この少女は、アタシの上辺でだけで好き嫌いを判断しない。
アタシの中味を見てくれる。今までアタシを見てきた人たちとは違う。
「ね、だからねっ? 行こう、ラブナちゃんっ!」
「う、うん」
アタシはそのユーアの言葉に素直に頷く。
もっとこの少女の事を知りたい、もっとアタシを知って欲しいと思って。
雑木林を抜ける頃、そこにはユーアが持ってきた、あの
『赤い木の実』がなっていた。
『――――――なんでっ』
そう、わざわざアタシがいた、林の奥まで取りに来る必要はなかったのだ。
きっとアタシが心配で見に来てくれたのだろう。
『全く、この子は――――』
アタシは手を引かれながら、目の前の小さな背中をみる。
身長も体つきも、アタシよりずいぶん小さい。
きっと同世代に比べたら小さい方だろう。
でも、その心は大きかった。
アタシはその心に救われることになる。
でも、そんなユーアにアタシは夜にその洗礼を受ける。
「あれ? ラブナちゃんっ! お胸大きいんだねっ!」
そう。
帰ったらユーアの言っていたお体フキフキが待っていたのだ。
どうやら、小さい子たちも、これで仲良くなったらしい。
ユーアなりの儀式みたいなものだろうか。
「おおっ! 柔らかいねっ! おっきいねっ! いっぱいふきふきするねっ!」
そう言うユーアは、アタシに比べて小柄だ。
至る所がまっ平だった。
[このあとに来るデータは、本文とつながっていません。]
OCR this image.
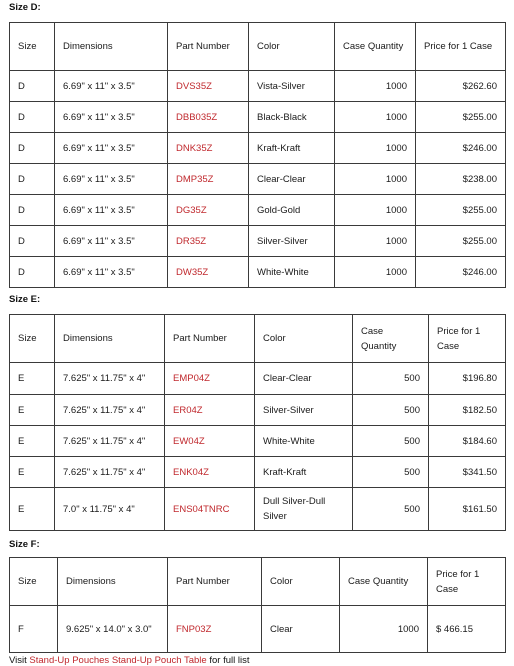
Size D:
Size	Dimensions	Part Number	Color	Case Quantity	Price for 1 Case
D	6.69" x 11" x 3.5"	DVS35Z	Vista-Silver	1000	$262.60
D	6.69" x 11" x 3.5"	DBB035Z	Black-Black	1000	$255.00
D	6.69" x 11" x 3.5"	DNK35Z	Kraft-Kraft	1000	$246.00
D	6.69" x 11" x 3.5"	DMP35Z	Clear-Clear	1000	$238.00
D	6.69" x 11" x 3.5"	DG35Z	Gold-Gold	1000	$255.00
D	6.69" x 11" x 3.5"	DR35Z	Silver-Silver	1000	$255.00
D	6.69" x 11" x 3.5"	DW35Z	White-White	1000	$246.00
Size E:
Size	Dimensions	Part Number	Color	Case Quantity	Price for 1 Case
E	7.625" x 11.75" x 4"	EMP04Z	Clear-Clear	500	$196.80
E	7.625" x 11.75" x 4"	ER04Z	Silver-Silver	500	$182.50
E	7.625" x 11.75" x 4"	EW04Z	White-White	500	$184.60
E	7.625" x 11.75" x 4"	ENK04Z	Kraft-Kraft	500	$341.50
E	7.0" x 11.75" x 4"	ENS04TNRC	Dull Silver-Dull Silver	500	$161.50
Size F:
Size	Dimensions	Part Number	Color	Case Quantity	Price for 1 Case
F	9.625" x 14.0" x 3.0"	FNP03Z	Clear	1000	$ 466.15
Visit Stand-Up Pouches Stand-Up Pouch Table for full list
どこを見てもストレートだった。
サワ、サワ、
ぷにっぷにっ
「ちょ、ちょっとっ! ユーアそこは自分でやるからっ!」
アタシは今まで、ユーアの好意だと思って我慢していたが、
ある部分まで来た時その腕を止める。
そ、そこはっ!
「ええ~~いいよ。ボク小さい子のここもきちんと拭いてあげてるし」
そう言って、アタシの手を振り払い、その手を進めていく。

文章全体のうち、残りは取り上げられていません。